Last week, it became known that parts the border fence with a price tag of 4 million NOK ($500,000) had been set up in violation of Norway's border agreements with Russia. According to the convention that regulates the 196-kilometer-long national border between Norway and Russia, neither state is allowed to build anything within the four-meter-wide zone on either side of the boundary line.
"This [faulty placement of the fence] is a combination of different factors. We have not taken time to apportion blame or liability. We have only ascertained facts and agreed on where the border should go. Now we are about to take technical measures and make an adjustment to the lower part of the fence," Robert Lalla, Senior Advisor with the border and immigration section of Norway's Police Directorate, told Norwegian state broadcaster NRK.
Member of Parliament Kirsti Bergstø, representing the border county of Finnmark, called the situation embarrassing.
"I believe this event should be used as an opportunity to tear down the whole fence and remove it once and for all. Then we can use the resources available to build a new border station at Storskog to meet the actual demand," Kirsti Bergstø told NRK.

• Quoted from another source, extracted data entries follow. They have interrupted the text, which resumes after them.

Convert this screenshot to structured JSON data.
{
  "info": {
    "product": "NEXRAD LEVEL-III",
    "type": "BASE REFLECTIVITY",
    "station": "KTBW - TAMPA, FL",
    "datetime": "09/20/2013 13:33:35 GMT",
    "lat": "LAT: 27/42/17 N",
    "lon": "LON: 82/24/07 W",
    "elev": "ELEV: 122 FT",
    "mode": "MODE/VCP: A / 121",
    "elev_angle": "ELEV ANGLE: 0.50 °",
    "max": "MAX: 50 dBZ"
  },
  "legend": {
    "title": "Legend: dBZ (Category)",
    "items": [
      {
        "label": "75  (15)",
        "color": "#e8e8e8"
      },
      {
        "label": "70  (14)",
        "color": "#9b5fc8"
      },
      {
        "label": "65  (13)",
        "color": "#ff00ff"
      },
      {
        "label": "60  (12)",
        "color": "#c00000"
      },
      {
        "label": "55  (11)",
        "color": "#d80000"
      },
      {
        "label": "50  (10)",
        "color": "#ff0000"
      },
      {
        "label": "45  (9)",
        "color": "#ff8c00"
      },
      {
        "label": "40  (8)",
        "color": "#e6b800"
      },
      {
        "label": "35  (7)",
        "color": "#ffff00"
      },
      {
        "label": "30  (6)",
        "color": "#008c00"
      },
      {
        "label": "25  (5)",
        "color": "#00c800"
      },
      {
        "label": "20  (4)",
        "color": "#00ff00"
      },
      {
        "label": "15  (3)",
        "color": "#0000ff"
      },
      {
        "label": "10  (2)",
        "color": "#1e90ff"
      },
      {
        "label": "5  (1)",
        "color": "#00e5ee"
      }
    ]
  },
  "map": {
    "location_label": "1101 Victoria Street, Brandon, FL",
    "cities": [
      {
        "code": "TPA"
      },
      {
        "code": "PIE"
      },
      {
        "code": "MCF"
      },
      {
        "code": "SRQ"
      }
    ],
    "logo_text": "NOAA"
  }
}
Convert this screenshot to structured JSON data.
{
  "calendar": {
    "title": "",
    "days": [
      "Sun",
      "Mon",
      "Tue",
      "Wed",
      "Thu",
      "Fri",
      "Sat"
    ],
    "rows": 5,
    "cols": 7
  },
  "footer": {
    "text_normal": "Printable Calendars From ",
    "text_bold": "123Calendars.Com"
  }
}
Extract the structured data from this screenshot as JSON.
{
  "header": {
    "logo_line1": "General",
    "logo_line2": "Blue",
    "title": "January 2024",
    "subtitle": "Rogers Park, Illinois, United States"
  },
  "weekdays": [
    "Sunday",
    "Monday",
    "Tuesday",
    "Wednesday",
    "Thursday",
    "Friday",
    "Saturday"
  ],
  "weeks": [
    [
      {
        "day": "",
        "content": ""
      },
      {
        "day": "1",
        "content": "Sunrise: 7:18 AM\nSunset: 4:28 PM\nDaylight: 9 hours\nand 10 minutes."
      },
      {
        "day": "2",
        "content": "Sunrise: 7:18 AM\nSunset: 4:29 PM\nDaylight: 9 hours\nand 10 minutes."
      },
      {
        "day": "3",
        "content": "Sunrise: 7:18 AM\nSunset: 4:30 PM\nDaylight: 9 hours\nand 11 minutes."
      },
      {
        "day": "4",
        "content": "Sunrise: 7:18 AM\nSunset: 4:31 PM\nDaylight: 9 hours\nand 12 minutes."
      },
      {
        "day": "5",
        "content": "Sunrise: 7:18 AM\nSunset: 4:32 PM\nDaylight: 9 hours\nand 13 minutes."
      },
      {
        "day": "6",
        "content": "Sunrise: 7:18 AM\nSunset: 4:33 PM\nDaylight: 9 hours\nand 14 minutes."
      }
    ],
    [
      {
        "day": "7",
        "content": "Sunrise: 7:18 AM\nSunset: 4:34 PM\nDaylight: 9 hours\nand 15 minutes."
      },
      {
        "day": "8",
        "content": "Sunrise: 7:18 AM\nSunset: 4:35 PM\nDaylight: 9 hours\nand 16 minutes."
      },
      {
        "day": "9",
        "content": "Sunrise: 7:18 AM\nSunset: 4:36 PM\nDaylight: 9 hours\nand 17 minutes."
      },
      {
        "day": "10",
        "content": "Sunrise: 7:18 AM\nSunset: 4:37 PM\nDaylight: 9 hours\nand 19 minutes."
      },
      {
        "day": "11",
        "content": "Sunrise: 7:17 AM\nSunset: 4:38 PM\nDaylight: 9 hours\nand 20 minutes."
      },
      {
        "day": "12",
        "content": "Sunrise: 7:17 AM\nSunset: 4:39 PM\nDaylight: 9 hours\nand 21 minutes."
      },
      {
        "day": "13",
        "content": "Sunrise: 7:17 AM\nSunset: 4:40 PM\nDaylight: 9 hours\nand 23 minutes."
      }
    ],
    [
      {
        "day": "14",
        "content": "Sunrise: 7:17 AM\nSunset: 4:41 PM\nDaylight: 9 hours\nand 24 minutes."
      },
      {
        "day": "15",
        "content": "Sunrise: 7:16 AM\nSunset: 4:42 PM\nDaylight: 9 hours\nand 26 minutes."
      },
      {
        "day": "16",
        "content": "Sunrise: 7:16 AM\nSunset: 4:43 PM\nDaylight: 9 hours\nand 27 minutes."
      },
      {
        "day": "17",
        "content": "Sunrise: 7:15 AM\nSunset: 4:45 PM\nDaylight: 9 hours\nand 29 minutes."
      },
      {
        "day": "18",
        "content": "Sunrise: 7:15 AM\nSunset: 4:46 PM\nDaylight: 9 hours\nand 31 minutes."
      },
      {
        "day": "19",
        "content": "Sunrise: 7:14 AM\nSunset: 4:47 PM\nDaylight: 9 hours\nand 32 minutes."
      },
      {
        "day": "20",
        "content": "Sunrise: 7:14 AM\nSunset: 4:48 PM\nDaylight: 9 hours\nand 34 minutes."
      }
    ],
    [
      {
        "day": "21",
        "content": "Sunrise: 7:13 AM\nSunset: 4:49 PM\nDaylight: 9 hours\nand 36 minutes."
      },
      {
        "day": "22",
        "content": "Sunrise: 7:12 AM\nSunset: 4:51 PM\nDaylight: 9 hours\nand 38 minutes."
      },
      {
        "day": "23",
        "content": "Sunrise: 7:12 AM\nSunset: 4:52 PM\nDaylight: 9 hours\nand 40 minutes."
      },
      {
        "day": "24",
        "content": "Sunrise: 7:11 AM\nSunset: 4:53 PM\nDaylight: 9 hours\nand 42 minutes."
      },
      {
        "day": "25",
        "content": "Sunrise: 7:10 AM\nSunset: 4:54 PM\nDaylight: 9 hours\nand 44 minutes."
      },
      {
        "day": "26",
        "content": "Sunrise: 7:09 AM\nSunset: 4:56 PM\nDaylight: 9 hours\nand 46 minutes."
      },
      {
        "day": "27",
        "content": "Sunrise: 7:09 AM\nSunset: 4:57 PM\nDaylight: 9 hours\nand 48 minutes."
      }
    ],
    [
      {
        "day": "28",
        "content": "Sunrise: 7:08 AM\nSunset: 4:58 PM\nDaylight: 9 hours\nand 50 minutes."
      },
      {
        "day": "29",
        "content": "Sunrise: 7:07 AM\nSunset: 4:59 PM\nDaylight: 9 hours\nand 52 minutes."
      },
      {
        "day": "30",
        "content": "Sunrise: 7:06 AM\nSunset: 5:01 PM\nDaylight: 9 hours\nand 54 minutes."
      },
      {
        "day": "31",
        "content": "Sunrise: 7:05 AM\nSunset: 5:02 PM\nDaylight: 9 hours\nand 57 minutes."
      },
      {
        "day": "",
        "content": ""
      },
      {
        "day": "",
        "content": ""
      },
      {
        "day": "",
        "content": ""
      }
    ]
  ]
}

Earlier, Sør-Varanger Mayor Rune Rafaelsen said that the construction of the fence was irrelevant in terms of foreign policy, while head of the Norwegian Barents Secretariat Lars Fordal claimed that the construction left a Cold War aftertaste, according to NRK. Additionally, Former Norwegian border inspector Frode Berg said that the country's construction of a steel fence on its border with Russia was "an ugly albeit very symbolic action against Moscow."